The threat of infidelity is one of the biggest fears facing many married people today. We fear the betrayal, the rejection we’ll feel and the task of trying to rebuild a trust that may be irrevocably broken. But is it possible to make your marriage affair-proof?
This weekend, Howard J. Markman, PhD, Professor of Psychology of the University of Denver and the Co-Director of the Center for Marital and Family Studies, weighs in on the subject in his post, “David Petraeus Affair: Could This Happen to You?”
The article appears on the Huffington post website and takes a look at the David Petraeusur incident and whether or not you can actually make your marriage affair-proof.
Dr. Markman says that a recent poll on infidelity might make many people feel relieved.
The best available data (to my knowledge) is that about 25 percent of men and 15 percent of women engage in an affair during the course of their marriage. While most of my colleagues that I talk to in the couples therapy and research field view these rates as high, many readers may breathe a sigh of relief, perhaps saying to themselves ‘the risk of infidelity in my relationship is lower than I thought’.”
But should married couples fearing the possibility of a spouse’s affair feel more relaxed? Is there something they can do to keep infidelity from ruining their marriages?
The answer is that while you and your partner can not completely affair proof your marriage, you can do things alone and together to decrease the risk of EMI (extra-marital infidelity). Here are three research, theory and clinically based recommendations:”
1. Recognize that an affair is a decision.
Dr. Markman asserts that while a cheating spouse may make excuses, a decision is made when a married person has an affair, even if it doesn’t feel like a decision at the time. He cautions people considering an affair to remember that this could be one of the most important decisions they will ever make.

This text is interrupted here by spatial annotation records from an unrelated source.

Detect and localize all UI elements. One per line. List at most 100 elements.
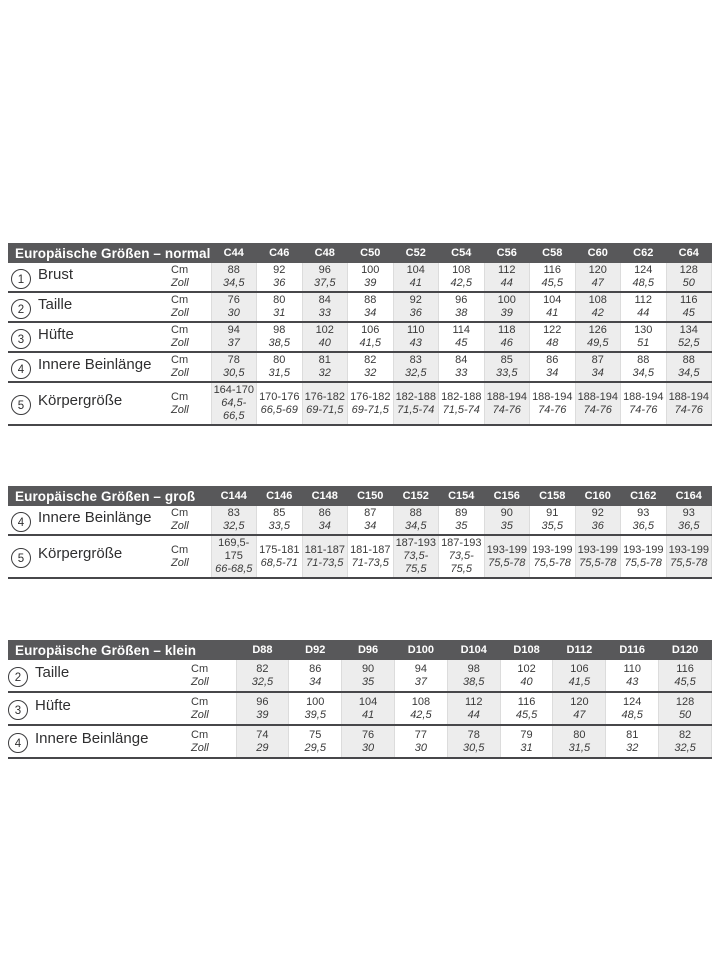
unit-cm-label: Cm (171, 543, 189, 556)
measurement-cell: 94 37 (210, 322, 257, 353)
zoll-value: 31 (520, 741, 533, 754)
zoll-value: 39 (364, 277, 377, 289)
measurement-cell: 116 45,5 (529, 263, 575, 293)
cm-value: 188-194 (532, 390, 573, 403)
zoll-value: 75,5-78 (533, 556, 571, 569)
zoll-value: 41,5 (359, 337, 381, 349)
measurement-cell: 104 41 (529, 292, 575, 323)
cm-value: 176-182 (304, 390, 345, 403)
cm-value: 124 (634, 264, 653, 276)
measurement-row: 5 Körpergröße Cm Zoll 169,5-175 66-68,5 175-18… (8, 535, 712, 579)
cm-value: 82 (678, 728, 692, 741)
size-column-header: C148 (302, 486, 348, 506)
row-number-badge: 1 (11, 268, 31, 289)
cm-value: 93 (637, 507, 650, 519)
row-label-cell: 4 Innere Beinlänge (8, 506, 163, 536)
zoll-value: 32 (318, 367, 331, 379)
zoll-value: 51 (637, 337, 650, 349)
size-column-header: D92 (288, 640, 342, 660)
measurement-cell: 96 39 (235, 692, 289, 726)
zoll-value: 50 (682, 277, 695, 289)
measurement-cell: 100 39 (347, 263, 393, 293)
zoll-value: 74-76 (583, 403, 612, 416)
zoll-value: 39 (256, 708, 269, 721)
measurement-cell: 89 35 (438, 506, 484, 536)
zoll-value: 34,5 (678, 367, 700, 379)
zoll-value: 48 (546, 337, 559, 349)
cm-value: 98 (467, 662, 480, 675)
cm-value: 120 (588, 264, 607, 276)
cm-value: 80 (273, 294, 286, 306)
zoll-value: 31 (273, 307, 286, 319)
cm-value: 188-194 (623, 390, 664, 403)
unit-cm-label: Cm (191, 662, 209, 675)
measurement-cell: 93 36,5 (665, 506, 712, 536)
row-label-cell: 3 Hüfte (8, 692, 163, 726)
zoll-value: 44 (637, 307, 650, 319)
zoll-value: 50 (678, 708, 692, 721)
table-title-gross: Europäische Größen – groß (8, 486, 211, 506)
measurement-cell: 120 47 (574, 263, 621, 293)
cm-value: 181-187 (350, 543, 391, 556)
unit-cell: Cm Zoll (163, 352, 211, 383)
measurement-cell: 88 34,5 (392, 506, 439, 536)
measurement-cell: 193-199 75,5-78 (483, 535, 530, 579)
cm-value: 169,5-175 (218, 537, 250, 562)
zoll-value: 32 (364, 367, 377, 379)
zoll-value: 32,5 (223, 520, 245, 532)
cm-value: 100 (497, 294, 516, 306)
measurement-cell: 116 45 (665, 292, 712, 323)
row-number-badge: 5 (11, 395, 31, 415)
measurement-cell: 106 41,5 (552, 660, 606, 693)
size-column-header: D112 (552, 640, 606, 660)
size-column-header: C62 (620, 243, 666, 263)
cm-value: 96 (318, 264, 331, 276)
zoll-value: 42,5 (410, 708, 432, 721)
measurement-cell: 110 43 (605, 660, 659, 693)
zoll-value: 45 (682, 307, 695, 319)
row-label: Hüfte (38, 325, 74, 343)
zoll-value: 71-73,5 (351, 556, 389, 569)
cm-value: 182-188 (395, 390, 436, 403)
measurement-cell: 164-170 64,5-66,5 (210, 382, 257, 426)
size-column-header: C44 (211, 243, 257, 263)
cm-value: 86 (318, 507, 331, 519)
cm-value: 116 (543, 264, 562, 276)
cm-value: 112 (464, 695, 483, 708)
zoll-value: 41 (546, 307, 559, 319)
row-label: Hüfte (35, 697, 71, 714)
cm-value: 96 (455, 294, 468, 306)
row-label: Innere Beinlänge (38, 355, 152, 373)
zoll-value: 75,5-78 (670, 556, 708, 569)
measurement-cell: 88 34,5 (210, 263, 257, 293)
row-number-badge: 4 (8, 733, 28, 753)
zoll-value: 64,5-66,5 (221, 397, 247, 422)
size-column-header: C160 (575, 486, 621, 506)
measurement-cell: 92 36 (392, 292, 439, 323)
zoll-value: 30,5 (463, 741, 485, 754)
cm-value: 188-194 (486, 390, 527, 403)
unit-zoll-label: Zoll (171, 307, 189, 319)
measurement-cell: 104 41 (392, 263, 439, 293)
zoll-value: 39 (500, 307, 513, 319)
row-number-badge: 4 (11, 511, 31, 532)
size-column-header: C164 (666, 486, 712, 506)
table-title-klein: Europäische Größen – klein (8, 640, 236, 660)
zoll-value: 30 (361, 741, 375, 754)
cm-value: 170-176 (259, 390, 300, 403)
size-column-header: C144 (211, 486, 257, 506)
measurement-cell: 104 41 (341, 692, 395, 726)
measurement-row: 4 Innere Beinlänge Cm Zoll 83 32,5 85 33,5 86 34 8… (8, 506, 712, 536)
unit-cm-label: Cm (171, 507, 189, 519)
unit-cell: Cm Zoll (163, 506, 211, 536)
row-label-cell: 2 Taille (8, 292, 163, 323)
cm-value: 100 (306, 695, 325, 708)
zoll-value: 45,5 (515, 708, 538, 721)
measurement-cell: 102 40 (301, 322, 348, 353)
measurement-cell: 82 32,5 (658, 725, 712, 759)
cm-value: 90 (500, 507, 513, 519)
cm-value: 80 (573, 728, 586, 741)
size-column-header: C56 (484, 243, 530, 263)
size-column-header: D116 (605, 640, 659, 660)
measurement-cell: 188-194 74-76 (620, 382, 666, 426)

2. Protect your commitment.
Markman advises couples to take a proactive stand to protect the commitment they’ve made to each other. This can include avoiding situations that may become tempting and calling home when out of town on business.
3. Recognize and act on the warning signs.

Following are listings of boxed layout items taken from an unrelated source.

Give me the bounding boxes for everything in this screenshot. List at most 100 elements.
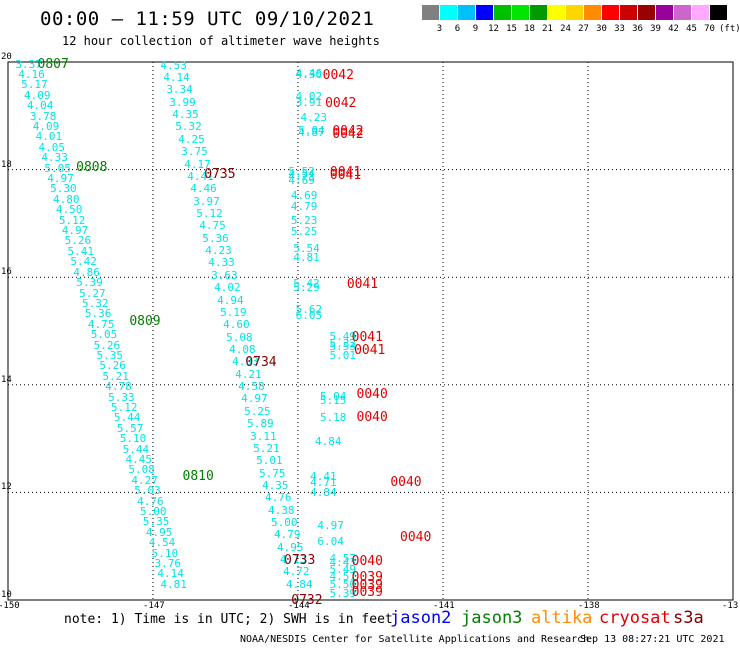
wave-height-value: 4.25 xyxy=(178,132,205,146)
pass-time-label: 0734 xyxy=(245,354,277,370)
wave-height-value: 4.38 xyxy=(268,503,295,517)
wave-height-value: 5.03 xyxy=(134,484,161,498)
legend-swatch xyxy=(584,5,601,20)
pass-time-label: 0809 xyxy=(129,314,161,330)
pass-time-label: 0040 xyxy=(400,529,432,545)
wave-height-value: 4.75 xyxy=(199,219,226,233)
pass-time-label: 0041 xyxy=(354,343,386,359)
legend-label: 33 xyxy=(614,24,625,34)
wave-height-value: 5.10 xyxy=(151,546,179,560)
longitude-tick-label: -141 xyxy=(433,601,455,611)
satellite-name-altika: altika xyxy=(531,608,593,628)
wave-height-value: 5.26 xyxy=(64,234,92,248)
wave-height-value: 4.16 xyxy=(18,68,45,82)
longitude-tick-label: -144 xyxy=(288,601,310,611)
wave-height-value: 5.10 xyxy=(119,432,147,446)
latitude-tick-label: 16 xyxy=(1,267,12,278)
wave-height-value: 4.41 xyxy=(310,470,337,484)
wave-height-value: 4.02 xyxy=(214,281,241,295)
wave-height-value: 5.00 xyxy=(140,505,167,519)
pass-time-label: 0040 xyxy=(390,474,422,490)
wave-height-value: 5.21 xyxy=(102,369,129,383)
pass-time-label: 0732 xyxy=(291,593,323,608)
pass-time-label: 0040 xyxy=(356,410,388,426)
generation-timestamp: Sep 13 08:27:21 UTC 2021 xyxy=(580,634,725,645)
wave-height-value: 4.76 xyxy=(137,494,164,508)
wave-height-value: 3.63 xyxy=(211,268,238,282)
wave-height-value: 4.02 xyxy=(295,90,323,104)
wave-height-value: 4.01 xyxy=(35,130,63,144)
legend-label: 6 xyxy=(454,24,461,34)
wave-height-value: 5.35 xyxy=(96,348,124,362)
legend-label: 21 xyxy=(542,24,553,34)
legend-label: 9 xyxy=(472,24,479,34)
wave-height-value: 4.46 xyxy=(190,182,217,196)
wave-height-value: 5.32 xyxy=(82,296,109,310)
wave-height-value: 5.04 xyxy=(319,389,347,403)
wave-height-value: 3.37 xyxy=(15,57,42,71)
legend-swatch xyxy=(620,5,637,20)
wave-height-value: 5.35 xyxy=(142,515,170,529)
wave-height-value: 4.93 xyxy=(232,355,259,369)
wave-height-value: 5.05 xyxy=(90,328,118,342)
wave-height-value: 3.11 xyxy=(250,429,277,443)
wave-height-value: 4.53 xyxy=(160,58,187,72)
legend-label: 24 xyxy=(560,24,571,34)
wave-height-value: 4.05 xyxy=(38,140,66,154)
wave-height-value: 4.17 xyxy=(184,157,211,171)
legend-swatch xyxy=(602,5,619,20)
wave-height-value: 4.54 xyxy=(148,536,176,550)
wave-height-value: 4.97 xyxy=(241,392,268,406)
wave-height-value: 5.18 xyxy=(319,411,347,425)
wave-height-value: 4.72 xyxy=(283,565,310,579)
wave-height-value: 4.97 xyxy=(317,518,344,532)
credit-line: NOAA/NESDIS Center for Satellite Applica… xyxy=(240,634,590,645)
wave-height-value: 4.97 xyxy=(47,172,74,186)
wave-height-value: 5.00 xyxy=(271,516,298,530)
pass-time-label: 0039 xyxy=(351,585,383,601)
wave-height-value: 5.36 xyxy=(84,307,112,321)
wave-height-value: 5.36 xyxy=(202,231,229,245)
wave-height-value: 5.19 xyxy=(220,305,247,319)
legend-swatch xyxy=(674,5,691,20)
wave-height-value: 5.27 xyxy=(79,286,106,300)
pass-time-label: 0042 xyxy=(322,68,354,84)
pass-time-label: 0039 xyxy=(351,570,383,586)
legend-label: 15 xyxy=(506,24,517,34)
wave-height-value: 4.71 xyxy=(310,475,337,489)
wave-height-value: 5.42 xyxy=(70,255,97,269)
wave-height-value: 4.41 xyxy=(187,169,214,183)
wave-height-value: 5.25 xyxy=(244,404,271,418)
map-frame xyxy=(7,61,734,601)
wave-height-value: 4.79 xyxy=(290,200,318,214)
wave-height-value: 5.26 xyxy=(93,338,121,352)
wave-height-value: 5.39 xyxy=(329,587,357,600)
pass-time-label: 0041 xyxy=(351,330,383,346)
satellite-name-jason2: jason2 xyxy=(390,608,452,628)
wave-height-value: 5.33 xyxy=(108,390,135,404)
wave-height-value: 5.01 xyxy=(256,454,283,468)
longitude-tick-label: -138 xyxy=(578,601,600,611)
legend-label: 30 xyxy=(596,24,607,34)
longitude-tick-label: -147 xyxy=(143,601,165,611)
wave-height-value: 4.45 xyxy=(125,453,153,466)
longitude-tick-label: -13 xyxy=(722,601,739,611)
wave-height-value: 5.30 xyxy=(50,182,77,196)
legend-label: 3 xyxy=(436,24,443,34)
legend-swatch xyxy=(512,5,529,20)
wave-height-value: 5.32 xyxy=(175,120,202,134)
pass-time-label: 0733 xyxy=(284,552,316,568)
wave-height-value: 4.33 xyxy=(208,256,235,270)
wave-height-value: 5.12 xyxy=(58,213,86,227)
wave-height-value: 5.08 xyxy=(128,463,155,477)
wave-height-value: 5.42 xyxy=(293,276,320,290)
pass-time-label: 0042 xyxy=(332,127,364,143)
wave-height-value: 4.57 xyxy=(329,552,357,566)
pass-time-label: 0041 xyxy=(329,164,362,180)
wave-height-value: 5.15 xyxy=(319,393,347,407)
legend-swatch xyxy=(638,5,655,20)
wave-height-value: 3.76 xyxy=(154,557,182,571)
wave-height-value: 5.57 xyxy=(116,421,144,435)
wave-height-value: 4.81 xyxy=(160,577,187,591)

If your partner starts becoming secretive, seems to be working late more often or is telling lies, ignoring these signals is not the answer. Talk to your spouse and seek counseling if necessary, while there is still time to intervene.
No marriage can be completely affair-proof, but these steps have been shown to be effective ones against infidelity in marriage. In any event, following them can only strengthen your marriage, making it less likely that you’ll have to deal with infidelity.